Ansonsten war Gallardo recht erfolgreich. Als Spieler holte er mit River sechs argentinische und mit dem AS Monaco einen französischen Meistertitel. In seinem letzten Jahr als Aktiver wurde er mit Nacional Montevideo in Uruguay Meister; nach seinem Karriereende sicherte er sich als Trainer den gleichen Titel mit dem gleichen Klub. Danach legte er die Arbeit nieder, um sich der Familie zu widmen. Doch als River rief, weil der letzte Meistertrainer Ramón Díaz hingeworfen hatte, sagte Gallardo sofort zu. Er knüpfte umgehend an alte Erfolge an, in 68 Pflichtspielen kassierte er bei 36 Siegen nur sieben Niederlagen, dazu räumte er zwei kontinentale Pokale ab: die Copa Sudamericana und den südamerikanischen Supercup. Vor allem aber prägte er einen Stil, der beim Publikum ankommt. "Er trägt die Essenz Rivers in sich", sagte sein Trainerausbilder Luis Eduardo Lescurieux der spanischen Zeitung El País. "Er kennt den Gaumen des River-Fans, der nicht irgendwie gewinnen möchte.
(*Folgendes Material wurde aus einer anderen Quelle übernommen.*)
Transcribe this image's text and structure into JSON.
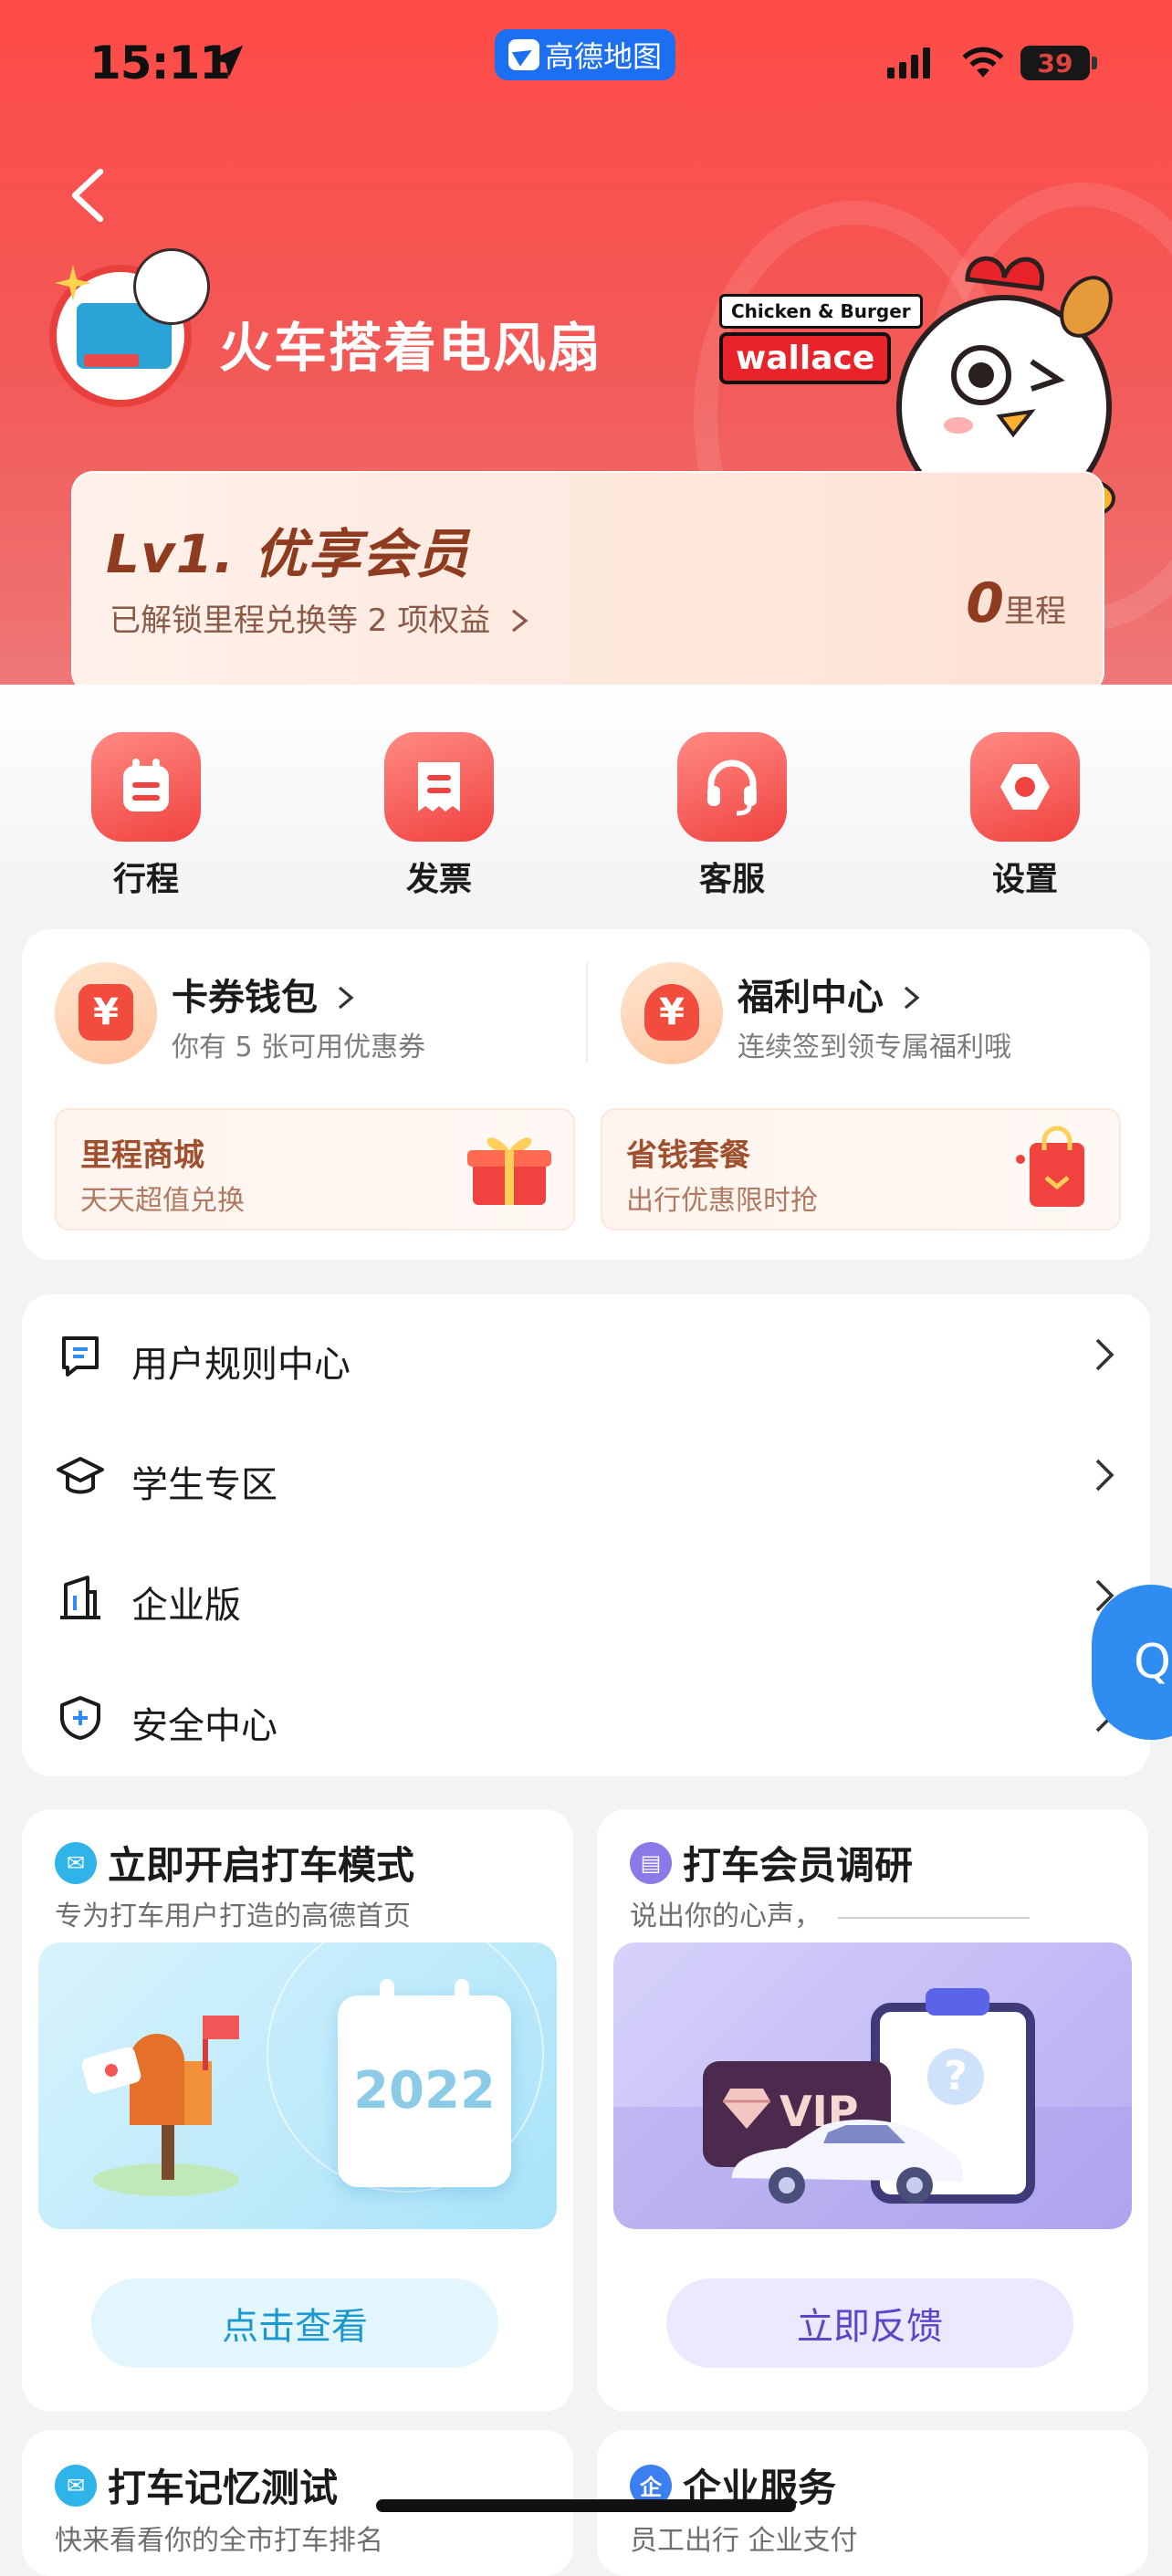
{
  "status_bar": {
    "time": "15:11",
    "battery": "39",
    "back_app": "高德地图"
  },
  "profile": {
    "username": "火车搭着电风扇"
  },
  "brand": {
    "top": "Chicken & Burger",
    "name": "wallace"
  },
  "member": {
    "level": "Lv1. 优享会员",
    "subtitle": "已解锁里程兑换等 2 项权益",
    "miles_value": "0",
    "miles_unit": "里程"
  },
  "quick_actions": [
    {
      "label": "行程",
      "icon": "calendar-icon"
    },
    {
      "label": "发票",
      "icon": "invoice-icon"
    },
    {
      "label": "客服",
      "icon": "headset-icon"
    },
    {
      "label": "设置",
      "icon": "gear-icon"
    }
  ],
  "wallet": {
    "coupon": {
      "title": "卡券钱包",
      "sub": "你有 5 张可用优惠券",
      "glyph": "¥"
    },
    "welfare": {
      "title": "福利中心",
      "sub": "连续签到领专属福利哦",
      "glyph": "¥"
    },
    "mall": {
      "title": "里程商城",
      "sub": "天天超值兑换"
    },
    "package": {
      "title": "省钱套餐",
      "sub": "出行优惠限时抢"
    }
  },
  "menu": [
    {
      "label": "用户规则中心",
      "icon": "rules-icon"
    },
    {
      "label": "学生专区",
      "icon": "graduation-cap-icon"
    },
    {
      "label": "企业版",
      "icon": "building-icon"
    },
    {
      "label": "安全中心",
      "icon": "shield-icon"
    }
  ],
  "promos": {
    "mode": {
      "title": "立即开启打车模式",
      "sub": "专为打车用户打造的高德首页",
      "button": "点击查看",
      "year": "2022"
    },
    "survey": {
      "title": "打车会员调研",
      "sub": "说出你的心声，",
      "button": "立即反馈",
      "badge": "VIP"
    }
  },
  "bottom": {
    "memory": {
      "title": "打车记忆测试",
      "sub": "快来看看你的全市打车排名"
    },
    "enterprise": {
      "title": "企业服务",
      "sub": "员工出行 企业支付"
    }
  },
  "floating": {
    "label": "Q"
  },
  "colors": {
    "brand_red": "#f0423f",
    "accent_blue": "#2f8cf0",
    "survey_purple": "#5b45c9"
  }
}
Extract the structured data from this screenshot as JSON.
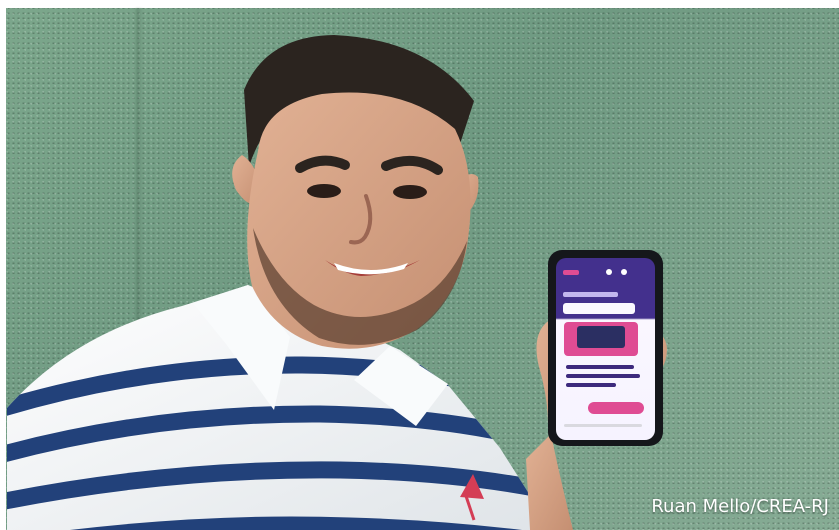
{
  "photo": {
    "credit": "Ruan Mello/CREA-RJ",
    "colors": {
      "wall": "#7ca78c",
      "hair": "#2b241f",
      "skin": "#d4a487",
      "shirt_white": "#f4f6f7",
      "shirt_stripe": "#1e3d77",
      "phone_body": "#15171b",
      "app_primary": "#3d2a7d",
      "app_accent": "#df4c93",
      "app_screen": "#f6f2ff"
    },
    "icons": [
      "phone-icon",
      "app-menu-icon",
      "notification-icon",
      "profile-icon"
    ]
  }
}
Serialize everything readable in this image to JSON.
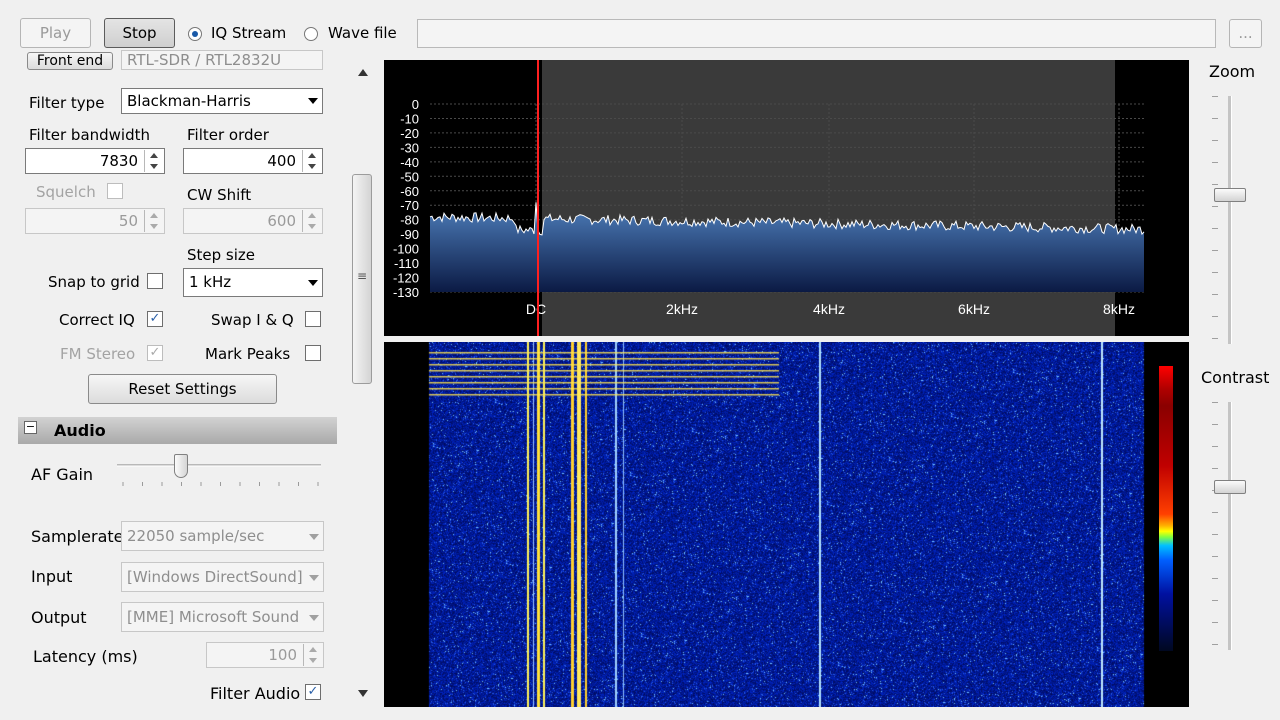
{
  "toolbar": {
    "play": "Play",
    "stop": "Stop",
    "iq_stream": "IQ Stream",
    "wave_file": "Wave file",
    "file_path": "",
    "browse": "..."
  },
  "radio": {
    "front_end_button": "Front end",
    "front_end_device": "RTL-SDR / RTL2832U",
    "filter_type_label": "Filter type",
    "filter_type": "Blackman-Harris",
    "filter_bandwidth_label": "Filter bandwidth",
    "filter_bandwidth": "7830",
    "filter_order_label": "Filter order",
    "filter_order": "400",
    "squelch_label": "Squelch",
    "squelch_value": "50",
    "cw_shift_label": "CW Shift",
    "cw_shift": "600",
    "step_size_label": "Step size",
    "step_size": "1 kHz",
    "snap_to_grid": "Snap to grid",
    "correct_iq": "Correct IQ",
    "swap_iq": "Swap I & Q",
    "fm_stereo": "FM Stereo",
    "mark_peaks": "Mark Peaks",
    "check_mark": "✓",
    "reset_settings": "Reset Settings"
  },
  "audio": {
    "header": "Audio",
    "collapse_glyph": "−",
    "af_gain_label": "AF Gain",
    "af_gain_fraction": 0.3,
    "samplerate_label": "Samplerate",
    "samplerate": "22050 sample/sec",
    "input_label": "Input",
    "input": "[Windows DirectSound]",
    "output_label": "Output",
    "output": "[MME] Microsoft Sound",
    "latency_label": "Latency (ms)",
    "latency": "100",
    "filter_audio": "Filter Audio"
  },
  "spectrum": {
    "db_ticks": [
      "0",
      "-10",
      "-20",
      "-30",
      "-40",
      "-50",
      "-60",
      "-70",
      "-80",
      "-90",
      "-100",
      "-110",
      "-120",
      "-130"
    ],
    "freq_ticks": [
      "DC",
      "2kHz",
      "4kHz",
      "6kHz",
      "8kHz"
    ],
    "colors": {
      "trace": "#ffffff",
      "fill_top": "#4f80bd",
      "fill_bottom": "#0b1a44",
      "marker": "#ff2020",
      "filter_band": "#3a3a3a"
    }
  },
  "right_panel": {
    "zoom_label": "Zoom",
    "contrast_label": "Contrast",
    "zoom_level": 0.4,
    "contrast_level": 0.34
  },
  "scrollbar": {
    "grip": "≡"
  }
}
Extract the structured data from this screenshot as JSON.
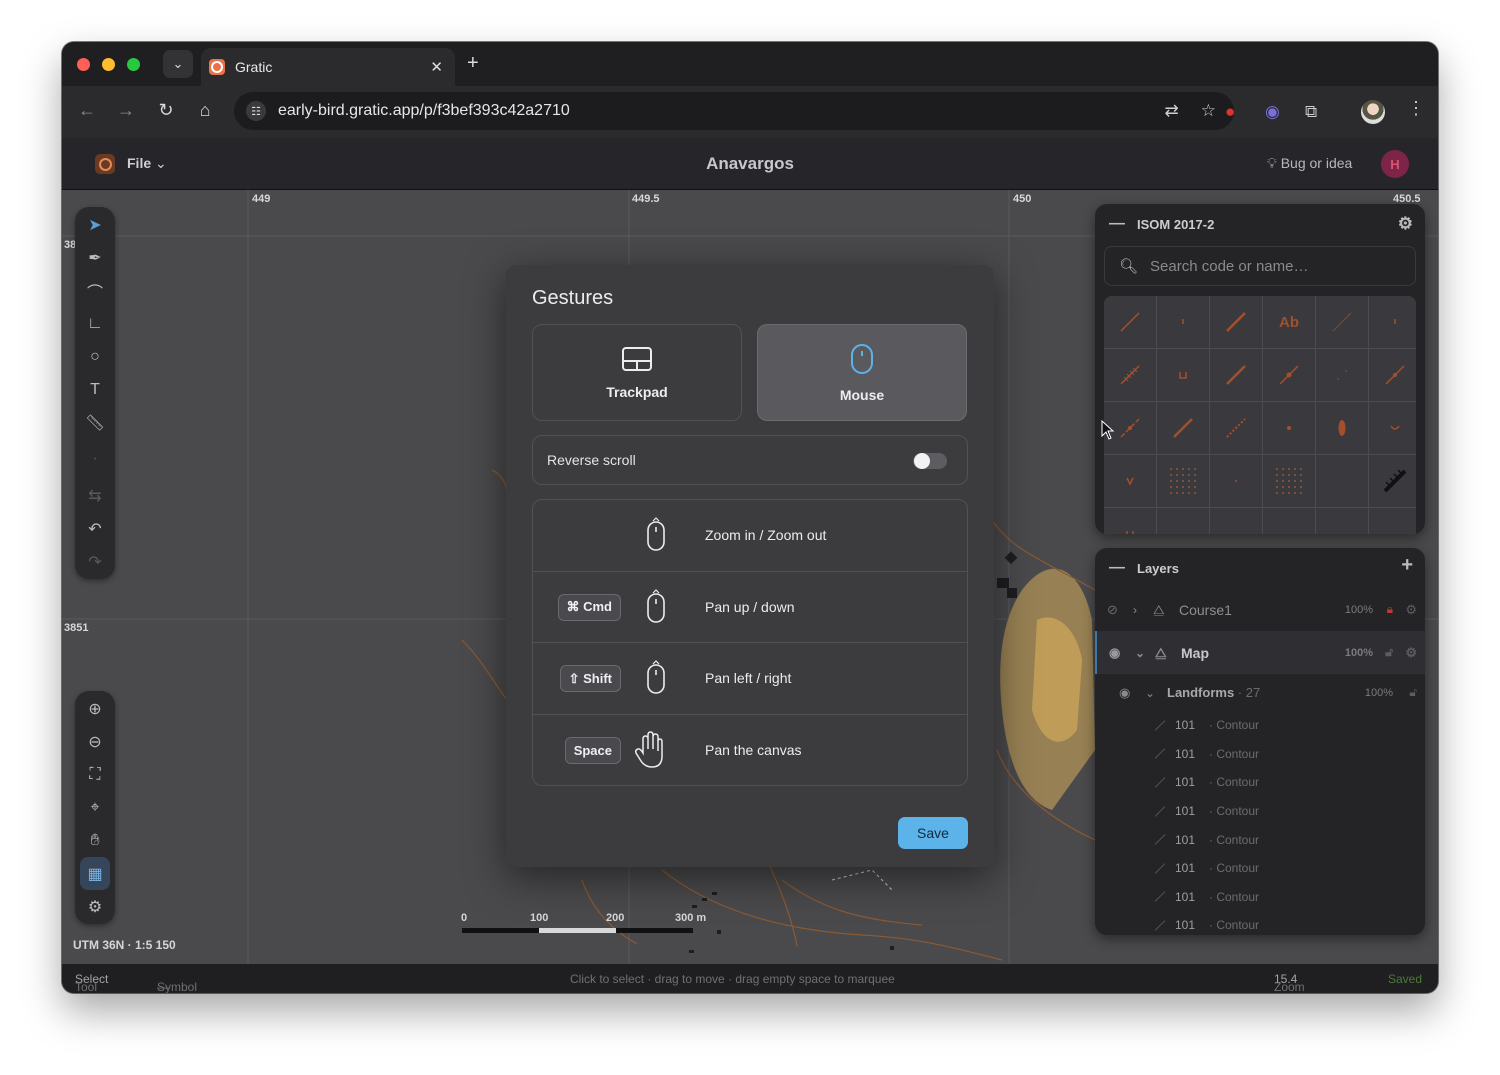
{
  "browser": {
    "tab_title": "Gratic",
    "url": "early-bird.gratic.app/p/f3bef393c42a2710",
    "new_tab_label": "+",
    "tab_close": "✕"
  },
  "app": {
    "file_menu": "File",
    "document_name": "Anavargos",
    "bug_label": "Bug or idea",
    "user_initial": "H"
  },
  "map": {
    "grid_top": [
      "449",
      "449.5",
      "450",
      "450.5"
    ],
    "grid_left": [
      "38",
      "3851"
    ],
    "scale_text": "UTM 36N · 1:5 150",
    "scalebar_labels": [
      "0",
      "100",
      "200",
      "300 m"
    ]
  },
  "symbol_panel": {
    "title": "ISOM 2017-2",
    "search_placeholder": "Search code or name…",
    "text_symbol": "Ab"
  },
  "layers_panel": {
    "title": "Layers",
    "layers": [
      {
        "name": "Course1",
        "opacity": "100%"
      },
      {
        "name": "Map",
        "opacity": "100%"
      }
    ],
    "group": {
      "name": "Landforms",
      "count": "· 27",
      "opacity": "100%"
    },
    "items": [
      {
        "code": "101",
        "name": "· Contour"
      },
      {
        "code": "101",
        "name": "· Contour"
      },
      {
        "code": "101",
        "name": "· Contour"
      },
      {
        "code": "101",
        "name": "· Contour"
      },
      {
        "code": "101",
        "name": "· Contour"
      },
      {
        "code": "101",
        "name": "· Contour"
      },
      {
        "code": "101",
        "name": "· Contour"
      },
      {
        "code": "101",
        "name": "· Contour"
      }
    ]
  },
  "modal": {
    "title": "Gestures",
    "options": [
      {
        "label": "Trackpad",
        "selected": false
      },
      {
        "label": "Mouse",
        "selected": true
      }
    ],
    "reverse_scroll_label": "Reverse scroll",
    "reverse_scroll_on": false,
    "gestures": [
      {
        "key": "",
        "label": "Zoom in / Zoom out"
      },
      {
        "key": "⌘ Cmd",
        "label": "Pan up / down"
      },
      {
        "key": "⇧ Shift",
        "label": "Pan left / right"
      },
      {
        "key": "Space",
        "label": "Pan the canvas"
      }
    ],
    "save_label": "Save"
  },
  "status": {
    "tool_prefix": "Tool",
    "tool_value": "Select",
    "symbol_prefix": "Symbol",
    "symbol_value": "—",
    "hint": "Click to select · drag to move · drag empty space to marquee",
    "zoom_prefix": "Zoom",
    "zoom_value": "15.4",
    "save_state": "Saved"
  },
  "colors": {
    "accent": "#5cb3ea",
    "symbol_brown": "#a44f2c",
    "user_avatar": "#7e2448"
  }
}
Sondern durch schönes Spiel." River sei eine Elf nach dem Ebenbild der Puppe: offensiv, opferbereit, schnell.

Gallardo ist nicht der einzige River-Angestellte, der die DNA des Klubs in sich trägt. Gleiches gilt für die namhafte Ü30-Offensiv-Fraktion des Vereins, die von Spielern wie Javier Saviola, Fernando Cavenaghi und Lucho González angeführt wird. Sie alle hatten bei der berühmten, zuletzt aber mäßig produktiven Nachwuchsabteilung von River gelernt und kehrten nach langen Auslands-Aufenthalten zu River Plate zurück.

Im Gegensatz zu Cavenaghi, 34, und González, 31, wird Saviola, 33, gegen Tigres nicht von Beginn an spielen. Abweichend von Gepflogenheiten benannte Gallardo seine Startelf gegen Tigres schon 48 Stunden vor Anpfiff. Er wolle keine Geheimnisse hüten, sagte Gallardo: "Diese Mannschaft ist bereit."